# find out default Perl version



## ccc (Sep 22, 2010)

hi

How to find out default Perl version for a freeBSD version, for example for freeBSD 7.3?


----------



## fronclynne (Sep 22, 2010)

I would look here given your example.

If you want a more general chart, you may have to compile one yourself.


----------



## SirDice (Sep 22, 2010)

It's this one, for all versions: lang/perl5.10


----------



## DutchDaemon (Sep 22, 2010)

What is 'the default'? Do you mean the version(s) shipped on the -RELEASE disks? Or the current ports tree version (with the ports tree being largely version-agnostic)?


----------



## fronclynne (Sep 22, 2010)

I was assuming the perl version you get for a given Freebsd version if you fail to specify a perl version.


----------



## chrcol (Sep 24, 2010)

5.10 seems to be the default on 7.3 8.0 and 8.1.  I think even 7.2.

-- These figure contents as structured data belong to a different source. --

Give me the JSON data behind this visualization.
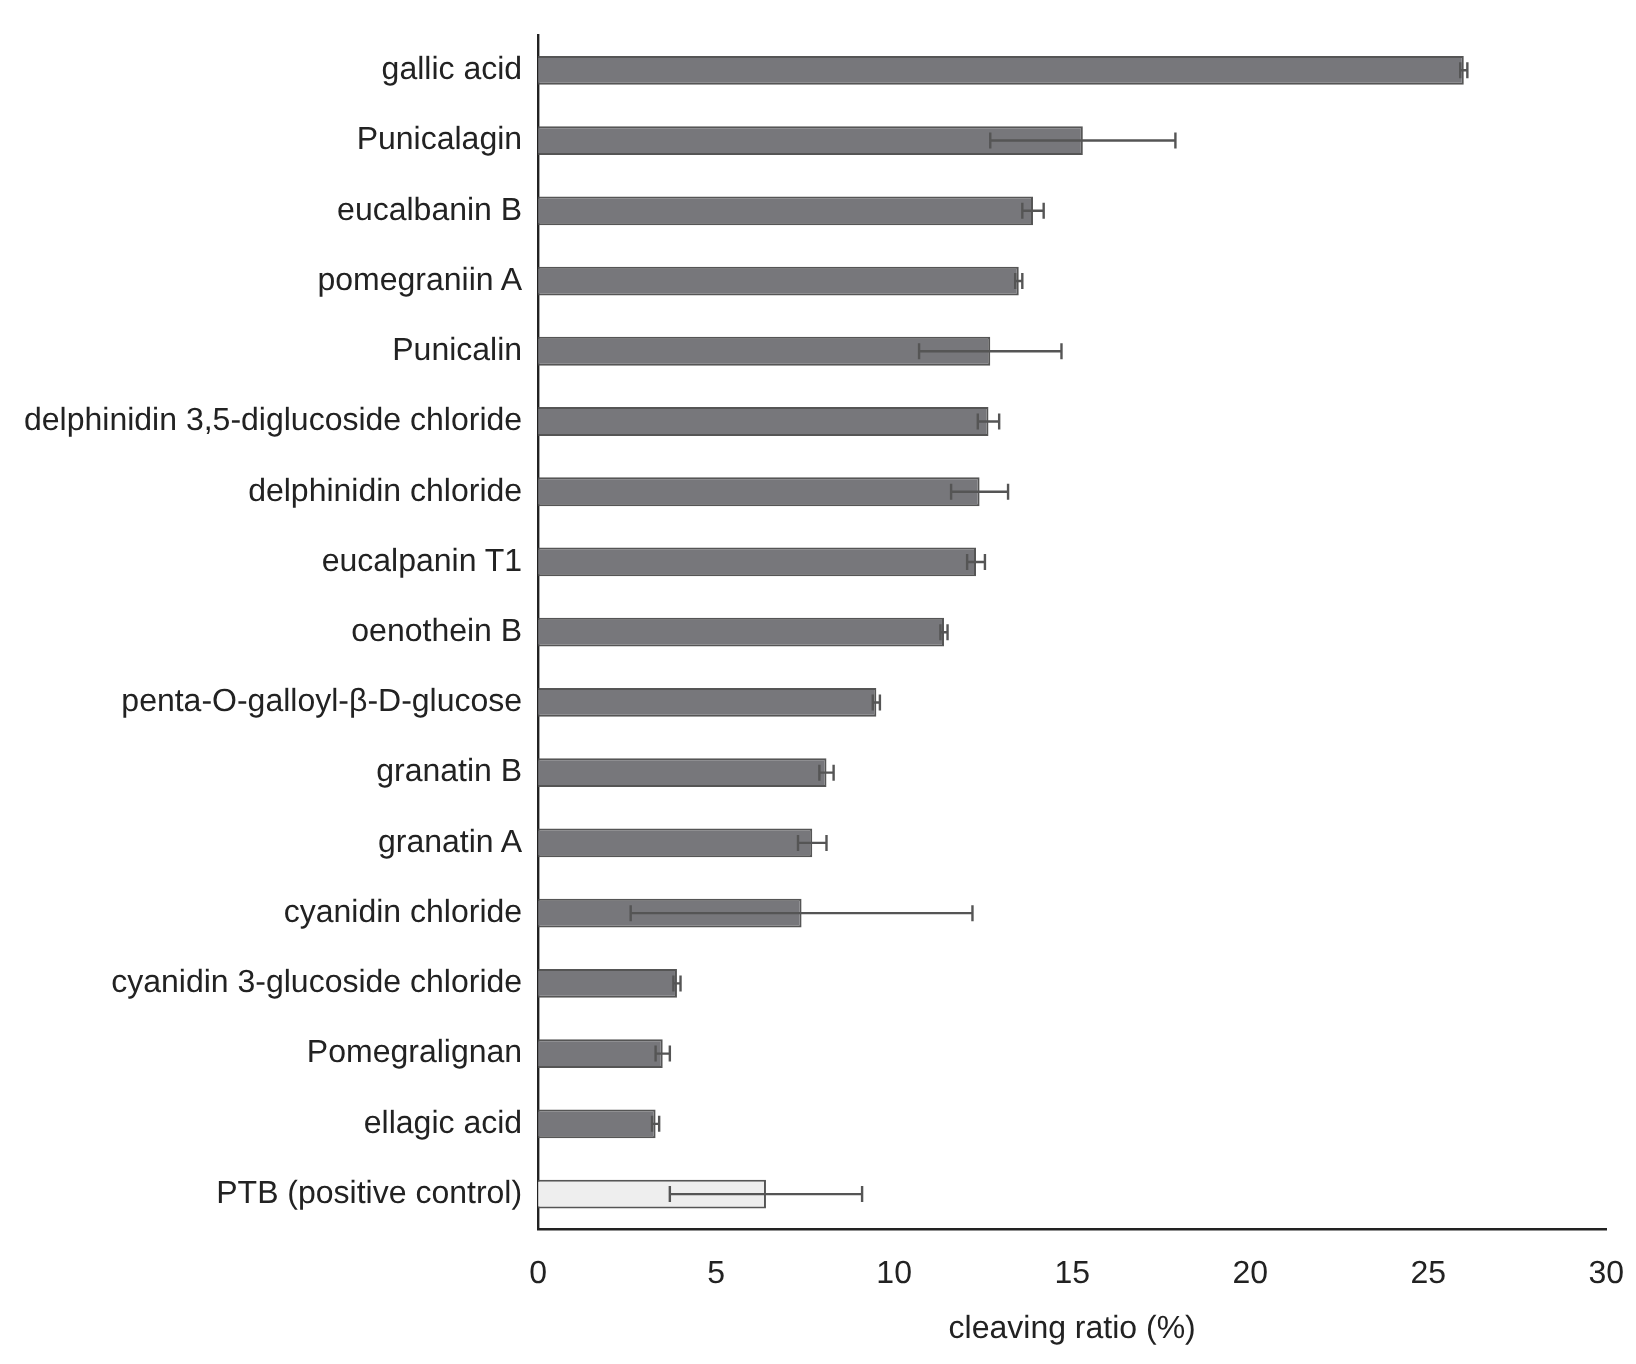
{
  "chart_data": {
    "type": "bar",
    "orientation": "horizontal",
    "xlabel": "cleaving ratio (%)",
    "categories": [
      "gallic acid",
      "Punicalagin",
      "eucalbanin B",
      "pomegraniin A",
      "Punicalin",
      "delphinidin 3,5-diglucoside chloride",
      "delphinidin chloride",
      "eucalpanin T1",
      "oenothein B",
      "penta-O-galloyl-β-D-glucose",
      "granatin B",
      "granatin A",
      "cyanidin chloride",
      "cyanidin 3-glucoside chloride",
      "Pomegralignan",
      "ellagic acid",
      "PTB (positive control)"
    ],
    "values": [
      26.0,
      15.3,
      13.9,
      13.5,
      12.7,
      12.65,
      12.4,
      12.3,
      11.4,
      9.5,
      8.1,
      7.7,
      7.4,
      3.9,
      3.5,
      3.3,
      6.4
    ],
    "errors": [
      0.1,
      2.6,
      0.3,
      0.1,
      2.0,
      0.3,
      0.8,
      0.25,
      0.1,
      0.1,
      0.2,
      0.4,
      4.8,
      0.1,
      0.2,
      0.1,
      2.7
    ],
    "colors": [
      "#77777b",
      "#77777b",
      "#77777b",
      "#77777b",
      "#77777b",
      "#77777b",
      "#77777b",
      "#77777b",
      "#77777b",
      "#77777b",
      "#77777b",
      "#77777b",
      "#77777b",
      "#77777b",
      "#77777b",
      "#77777b",
      "#eeeeee"
    ],
    "xlim": [
      0,
      30
    ],
    "xticks": [
      0,
      5,
      10,
      15,
      20,
      25,
      30
    ],
    "grid": false,
    "legend": false
  }
}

I suggest using 5.12 tho as perl is now maintained with more frequent updates with no more planned for 5.10.


----------



## DutchDaemon (Sep 24, 2010)

Using 5.12 is fine, but you must use *ports only* in that case! Packages are all still depending on Perl 5.10, so once you install/upgrade a package, Perl 5.10 will be needed.


----------



## Crooksey (Sep 28, 2010)

If you have multiple versions installed, the default version will be defined in make.conf


----------



## DutchDaemon (Sep 28, 2010)

Nonetheless, packages will happily insist on Perl 5.10 even when Perl 5.12 is in /etc/make.conf


----------